Cios w hipsterski Paryż

Ataki ze stycznia miały jasno określone i w swojej barbarzyńskiej logice „zrozumiałe” cele – redakcję znanego z prześmiewczych wobec islamu karykatur magazynu i sklep z koszerną żywnością, którego klienci mieli zostać „ukarani” za politykę Izraela. Siedem ataków w Paryżu i atak na Stade de France w podparyskim Saint-Denis wydają się na tym tle zupełnie przypadkowe.
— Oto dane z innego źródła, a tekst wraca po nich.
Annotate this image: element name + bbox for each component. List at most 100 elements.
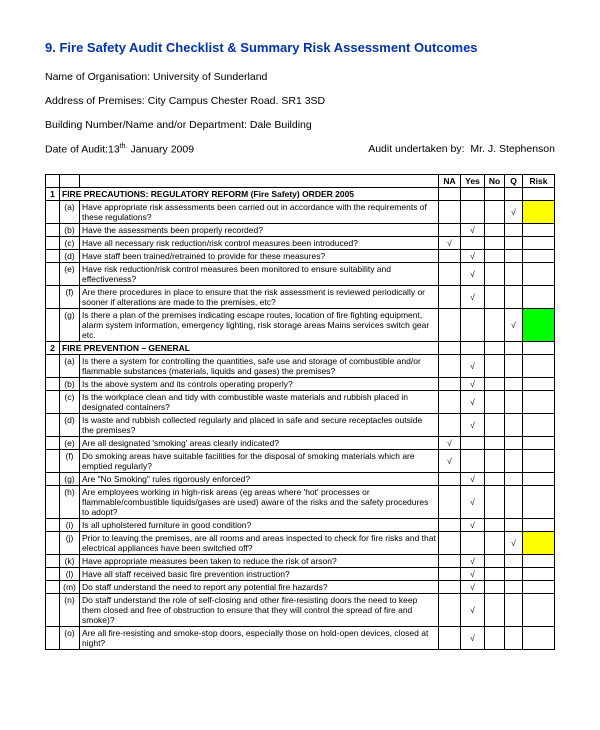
cell-letter: (e) — [60, 436, 80, 449]
col-yes: Yes — [461, 174, 485, 187]
date-sup: th. — [120, 143, 128, 150]
cell-num — [46, 531, 60, 554]
cell-yes: √ — [461, 354, 485, 377]
cell-no — [485, 249, 505, 262]
cell-no — [485, 285, 505, 308]
cell-na — [439, 200, 461, 223]
cell-na — [439, 341, 461, 354]
cell-num — [46, 390, 60, 413]
cell-no — [485, 341, 505, 354]
cell-num — [46, 449, 60, 472]
cell-q — [505, 449, 523, 472]
cell-q — [505, 341, 523, 354]
cell-num — [46, 377, 60, 390]
col-num — [46, 174, 60, 187]
cell-q — [505, 593, 523, 626]
table-row: (h)Are employees working in high-risk ar… — [46, 485, 555, 518]
cell-text: Is there a plan of the premises indicati… — [80, 308, 439, 341]
cell-q — [505, 390, 523, 413]
cell-num — [46, 518, 60, 531]
cell-na — [439, 554, 461, 567]
cell-letter: (d) — [60, 413, 80, 436]
cell-yes: √ — [461, 593, 485, 626]
cell-no — [485, 472, 505, 485]
cell-num — [46, 354, 60, 377]
cell-num — [46, 236, 60, 249]
cell-yes: √ — [461, 262, 485, 285]
cell-q — [505, 187, 523, 200]
table-row: (d)Is waste and rubbish collected regula… — [46, 413, 555, 436]
table-row: (o)Are all fire-resisting and smoke-stop… — [46, 626, 555, 649]
col-na: NA — [439, 174, 461, 187]
cell-risk — [523, 308, 555, 341]
section-label: FIRE PREVENTION – GENERAL — [60, 341, 439, 354]
cell-risk — [523, 531, 555, 554]
cell-q — [505, 554, 523, 567]
cell-letter: (k) — [60, 554, 80, 567]
cell-risk — [523, 554, 555, 567]
cell-risk — [523, 223, 555, 236]
table-row: (b)Is the above system and its controls … — [46, 377, 555, 390]
cell-no — [485, 485, 505, 518]
table-row: (i)Is all upholstered furniture in good … — [46, 518, 555, 531]
cell-no — [485, 518, 505, 531]
cell-no — [485, 413, 505, 436]
cell-q — [505, 580, 523, 593]
cell-risk — [523, 518, 555, 531]
cell-risk — [523, 377, 555, 390]
cell-num — [46, 485, 60, 518]
cell-yes: √ — [461, 377, 485, 390]
cell-yes — [461, 236, 485, 249]
cell-no — [485, 390, 505, 413]
cell-no — [485, 593, 505, 626]
cell-letter: (j) — [60, 531, 80, 554]
cell-risk — [523, 390, 555, 413]
cell-no — [485, 377, 505, 390]
cell-yes — [461, 187, 485, 200]
cell-num — [46, 249, 60, 262]
table-row: (c)Is the workplace clean and tidy with … — [46, 390, 555, 413]
cell-yes: √ — [461, 285, 485, 308]
cell-yes — [461, 531, 485, 554]
cell-na — [439, 518, 461, 531]
cell-risk — [523, 580, 555, 593]
cell-na: √ — [439, 449, 461, 472]
cell-text: Have all staff received basic fire preve… — [80, 567, 439, 580]
col-q: Q — [505, 174, 523, 187]
cell-q — [505, 223, 523, 236]
cell-risk — [523, 200, 555, 223]
cell-text: Have risk reduction/risk control measure… — [80, 262, 439, 285]
bldg-value: Dale Building — [250, 119, 312, 131]
cell-text: Are all designated 'smoking' areas clear… — [80, 436, 439, 449]
table-header-row: NA Yes No Q Risk — [46, 174, 555, 187]
date-rest: January 2009 — [128, 144, 195, 156]
cell-letter: (a) — [60, 200, 80, 223]
cell-na — [439, 485, 461, 518]
page-title: 9. Fire Safety Audit Checklist & Summary… — [45, 40, 555, 55]
cell-yes: √ — [461, 518, 485, 531]
table-row: (b)Have the assessments been properly re… — [46, 223, 555, 236]
cell-text: Do smoking areas have suitable facilitie… — [80, 449, 439, 472]
date-block: Date of Audit:13th. January 2009 — [45, 143, 194, 156]
cell-text: Have appropriate risk assessments been c… — [80, 200, 439, 223]
cell-risk — [523, 285, 555, 308]
date-auditor-row: Date of Audit:13th. January 2009 Audit u… — [45, 143, 555, 156]
cell-letter: (e) — [60, 262, 80, 285]
cell-letter: (l) — [60, 567, 80, 580]
cell-risk — [523, 262, 555, 285]
cell-num — [46, 554, 60, 567]
cell-yes: √ — [461, 567, 485, 580]
cell-risk — [523, 593, 555, 626]
table-row: (c)Have all necessary risk reduction/ris… — [46, 236, 555, 249]
section-num: 1 — [46, 187, 60, 200]
cell-no — [485, 531, 505, 554]
table-row: (f)Are there procedures in place to ensu… — [46, 285, 555, 308]
cell-num — [46, 413, 60, 436]
cell-q: √ — [505, 531, 523, 554]
cell-q — [505, 518, 523, 531]
cell-q — [505, 377, 523, 390]
org-line: Name of Organisation: University of Sund… — [45, 71, 555, 83]
cell-na: √ — [439, 436, 461, 449]
cell-num — [46, 200, 60, 223]
cell-na — [439, 531, 461, 554]
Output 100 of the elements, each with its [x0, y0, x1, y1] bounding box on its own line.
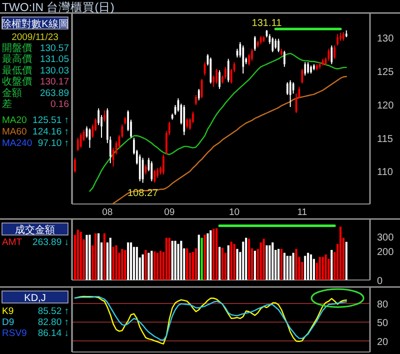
text: 最低價	[2, 65, 32, 76]
bar	[236, 248, 238, 280]
y-tick-label: 120	[377, 100, 394, 112]
text: 263.89	[40, 88, 69, 99]
y-tick-label: 130	[377, 33, 394, 44]
bar	[198, 234, 200, 280]
bar	[171, 240, 174, 280]
x-tick-label: 10	[228, 207, 240, 218]
bar	[345, 242, 348, 280]
bar	[194, 248, 197, 280]
y-tick-label: 50	[377, 318, 389, 330]
bar	[144, 250, 147, 280]
bar	[221, 248, 224, 280]
bar	[103, 233, 106, 280]
bar	[98, 233, 100, 280]
bar	[177, 244, 180, 280]
candlestick	[74, 157, 76, 174]
candlestick	[218, 70, 220, 90]
text: 130.57	[40, 43, 69, 54]
bar	[76, 230, 79, 280]
x-tick-label: 09	[164, 207, 175, 218]
candlestick	[336, 34, 338, 46]
candlestick	[242, 44, 244, 74]
bar	[216, 228, 218, 280]
bar	[124, 250, 126, 280]
text: 131.05	[40, 54, 69, 66]
bar	[94, 233, 97, 280]
candlestick	[286, 82, 288, 96]
candlestick	[289, 80, 292, 108]
bar	[233, 244, 236, 280]
candlestick	[227, 58, 230, 83]
bar	[165, 238, 168, 280]
candlestick	[330, 44, 333, 65]
text: 開盤價	[2, 42, 32, 54]
bar	[307, 252, 310, 280]
candlestick	[150, 160, 153, 182]
text: KD,J	[24, 293, 46, 304]
bar	[192, 252, 194, 280]
text: 金額	[2, 86, 22, 99]
candlestick	[272, 36, 274, 53]
bar	[318, 256, 321, 280]
bar	[121, 248, 124, 280]
bar	[328, 258, 330, 280]
bar	[272, 242, 274, 280]
candlestick	[224, 66, 226, 80]
text: 收盤價	[2, 76, 32, 88]
x-tick-label: 11	[297, 207, 308, 218]
candlestick	[186, 118, 188, 129]
bar	[248, 238, 250, 280]
candlestick	[254, 36, 256, 52]
candlestick	[138, 154, 141, 182]
bar	[174, 240, 176, 280]
text: AMT	[2, 237, 22, 248]
candlestick	[104, 110, 106, 122]
candlestick	[278, 38, 280, 53]
text: 85.52 ↑	[38, 306, 69, 317]
bar	[227, 245, 230, 280]
bar	[154, 251, 156, 280]
candlestick	[284, 50, 286, 68]
bar	[245, 238, 248, 280]
text: D9	[2, 317, 14, 328]
bar	[260, 242, 262, 280]
bar	[206, 233, 209, 280]
text: 97.10 ↑	[38, 138, 69, 149]
y-tick-label: 200	[377, 247, 394, 258]
candlestick	[156, 167, 158, 178]
text: 130.03	[40, 65, 69, 76]
y-tick-label: 20	[377, 336, 389, 348]
bar	[180, 240, 182, 280]
text: 2009/11/23	[12, 32, 58, 43]
text: K9	[2, 306, 14, 317]
bar	[212, 228, 215, 280]
candlestick	[251, 48, 253, 62]
candlestick	[216, 68, 218, 84]
bar	[310, 254, 312, 280]
bar	[289, 256, 292, 280]
bar	[254, 250, 256, 280]
y-tick-label: 115	[377, 134, 394, 145]
bar	[266, 245, 268, 280]
candlestick	[80, 132, 82, 148]
bar	[148, 252, 150, 280]
bar	[304, 256, 306, 280]
chart-title: 成交金額	[15, 224, 55, 236]
bar	[292, 252, 294, 280]
text: MA240	[2, 138, 32, 149]
bar	[280, 248, 283, 280]
bar	[186, 248, 188, 280]
candlestick	[334, 44, 336, 60]
bar	[159, 250, 162, 280]
bar	[168, 238, 170, 280]
bar	[339, 226, 342, 280]
bar	[262, 238, 265, 280]
candlestick	[307, 62, 309, 74]
bar	[142, 254, 144, 280]
text: MA60	[2, 126, 27, 138]
text: 86.14 ↓	[38, 328, 69, 339]
bar	[127, 242, 130, 280]
text: 263.89 ↓	[32, 237, 69, 248]
y-tick-label: 0	[377, 276, 383, 287]
bar	[204, 234, 206, 280]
A jednak może wcale przypadkowe nie są. Jak w „Guardianie” zauważa Agnès Poirier, zamachowcy nie zaatakowali żadnej z turystycznych ikon Paryża, żadnego miejsca, gdzie gromadziłby się przede wszystkim międzynarodowy tłum. Zaatakowany został „Paryż paryżan”, ten, gdzie gromadzą się mieszkańcy miasta. Jak podkreśla Manu Saadia, zaatakowano okolice, które choć ostatnio wyraźnie się gentryfikują, ciągle zachowują ludowy, wielokulturowy charakter. Miejsca, gdzie spotykają się chrześcijanie, świeccy Francuzi, migranci i ich potomkowie. Okolice zamieszkanie przez „hipsterskich socjalistów”, wybierające posłów i radnych z Partii Socjalistycznej i Zielonych – nie białe i chrześcijańskie twierdze burżuazji, głosujące na partię Sarkozy’ego. Miejsca, gdzie problem z integracja muzułmanów czy osób pochodzących z muzułmańskich krajów wydaje się stosunkowo w całej Francji najmniejszy. W podobną logikę wpisuje się atak na Stade de France, ikonę multietnicznej Francji. To tam w 1998 roku złożona z czarnych i białych reprezentacja zdobyła mistrzostwo świata, prowadzona przez potomka imigrantów z Afryki Północnej.

Gra na radykalizację

Czy ataki miały być więc grą na dezintegrację francuskiego społeczeństwa wzdłuż religijnych, kulturowych i etnicznych linii? Jest to cel, który wydaje się dość oczywisty z punktu widzenia strategii Państwa Islamskiego. Francja ma dziś największą muzułmańską populację w Europie. Jej zdecydowana większość nie ma nic wspólnego z radykalnym islamizmem, o terroryzmie nie wspominając. Jest gorzej lub lepiej włączona w życie polityczne, społeczne, kulturowe i gospodarcze Francji. Często, zbyt często, doświadcza społecznego wykluczenia, różnych codziennych niedogodności; ma mniejsze szanse i ograniczoną mobilność społeczną. W interesie PI i innych sił radykalnego islamu leży zniszczenie tych wszystkich przestrzeni, w których może ona harmonijnie współżyć z resztą Francuzów.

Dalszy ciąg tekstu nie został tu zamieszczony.